Sicario: Day of the Soldado is a fascinating movie to watch, but not in the way it wants. The first film was an unexpected hit (largely thanks to the prodigious but then-unfamiliar talents of director Denis Villeneuve) by creating an unrelenting and tense experience that bucked most of what you’d expect from a crime thriller. This film wants to do that, too, but simply doesn’t know how.

That makes it a conceptually interesting piece of media, like watching someone trying to emulate calculus without understanding arithmetic. But the ambition is there, almost aggressively so at the hands of director Stefano Sollima and returning writer Taylor Sheridan. And strangely, it’s hard to tell if any of it was intentional or simply incidental.

The premise, as a sequel to the first Sicario, is that CIA Special Activities Division Matt Graver (Josh Brolin) is called upon to fix the rising tide of the Mexican cartels on the US side of the border. This is after a suicide bombing in Kansas City leads the US government to believe the cartels are smuggling these terrorists into the country, so the US declares the cartels terrorist organizations and sets out to clear them off the map via Graver, his team, and returning vengeance-seeker Alejandro Gillick (Benicio del Toro).

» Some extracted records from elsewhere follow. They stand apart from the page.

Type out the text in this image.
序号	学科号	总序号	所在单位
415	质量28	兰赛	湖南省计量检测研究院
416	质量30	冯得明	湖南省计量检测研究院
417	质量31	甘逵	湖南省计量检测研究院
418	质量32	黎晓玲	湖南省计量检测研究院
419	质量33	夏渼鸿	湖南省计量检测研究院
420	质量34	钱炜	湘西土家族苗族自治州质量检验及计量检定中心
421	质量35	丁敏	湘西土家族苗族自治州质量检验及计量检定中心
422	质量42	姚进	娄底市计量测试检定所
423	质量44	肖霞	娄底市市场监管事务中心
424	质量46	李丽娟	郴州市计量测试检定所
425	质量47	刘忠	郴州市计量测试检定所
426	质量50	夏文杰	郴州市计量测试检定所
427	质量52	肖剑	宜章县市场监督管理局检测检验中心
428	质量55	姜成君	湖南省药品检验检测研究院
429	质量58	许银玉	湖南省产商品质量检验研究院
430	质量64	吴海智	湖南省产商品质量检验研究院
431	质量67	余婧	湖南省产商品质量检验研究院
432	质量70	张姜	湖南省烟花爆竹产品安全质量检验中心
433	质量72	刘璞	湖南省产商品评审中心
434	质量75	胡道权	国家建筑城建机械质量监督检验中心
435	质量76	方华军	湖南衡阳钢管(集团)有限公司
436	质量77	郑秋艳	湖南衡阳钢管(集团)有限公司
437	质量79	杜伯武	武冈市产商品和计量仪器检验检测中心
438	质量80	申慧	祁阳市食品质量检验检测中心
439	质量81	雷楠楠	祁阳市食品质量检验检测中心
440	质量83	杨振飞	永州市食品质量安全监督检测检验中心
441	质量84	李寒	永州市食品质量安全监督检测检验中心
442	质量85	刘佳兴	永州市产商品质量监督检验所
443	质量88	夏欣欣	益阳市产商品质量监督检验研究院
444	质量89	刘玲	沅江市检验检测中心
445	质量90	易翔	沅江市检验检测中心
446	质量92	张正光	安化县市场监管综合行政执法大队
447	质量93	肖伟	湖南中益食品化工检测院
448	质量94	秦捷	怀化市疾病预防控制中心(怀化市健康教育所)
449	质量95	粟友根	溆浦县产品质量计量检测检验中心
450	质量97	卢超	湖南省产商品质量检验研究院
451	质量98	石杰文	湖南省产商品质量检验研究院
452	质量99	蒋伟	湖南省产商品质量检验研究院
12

Considering that principal photography began the day the 2016 election ended and we all knew Donald Trump would be the one to drag America into a slow and messy demise, it seems Sheridan was more prescient than reactionary. That makes the thematic through line of this and all his movies all the more painful to swallow: that might can be the means, but being right is rarely (if ever) the end. But the way the film explores this is basically nonexistent.

Most notably it sort of just…dives in. Not that that’s a problem on its own, but it certainly is when the film assumes that the rest of the story will fill you in along the way. And to an extent it does, but only in so much that you have to squint away all the gaps and contrivances as reasons and motives are exposed. Perhaps worse is that as those oddities come crashing in, you can see them tumbling down the pike from a mile away.

And it certainly, unavoidably tumbles along the way. There’s an immeasurable lack of balance to the film, careening this way and that as the two most unflinchingly violent characters of the first film retain their bloody ways while being bumped up to lead status. Without anyone ideologically on the other side of their crusade to take down the cartels, a lot of what the story wants to challenge us over (namely the imagery refugees, Islamic terrorists, and the handling of US-Mexico border relations) just gets dumped either on us as words or off to the wayside as refuse.

Sicario: Day of the Soldado

The simulacrum composition continues through to simply how the movie looks. It wants so desperately to conjure the visuals of cinematographer Roger Deakins’ work but fails to understand what any of it is accomplishing. It looks like Sicario in the way a watch purchased from a guy in a trench coat looks like a Rolex.

At least the action itself is mostly done well. The two main action sequences are tense enough to leave you breathless at times, even if you don’t particularly care about the outcome. Sollima has a slick understanding of how to make shootouts not just feel like action/reaction shots in rapid succession.

There’s plenty of potential in this film, especially as Sheridan continues to explore his potent obsession with Western film morality with modern framing and Sollima hones his eye for crime drama. But none of it is fulfilled here. It falls remarkably flat despite being mostly competent at being A Movie. If you’re looking for a way to kill two hours, you could definitely do worse, but you could also do way better if you want to come away impressed.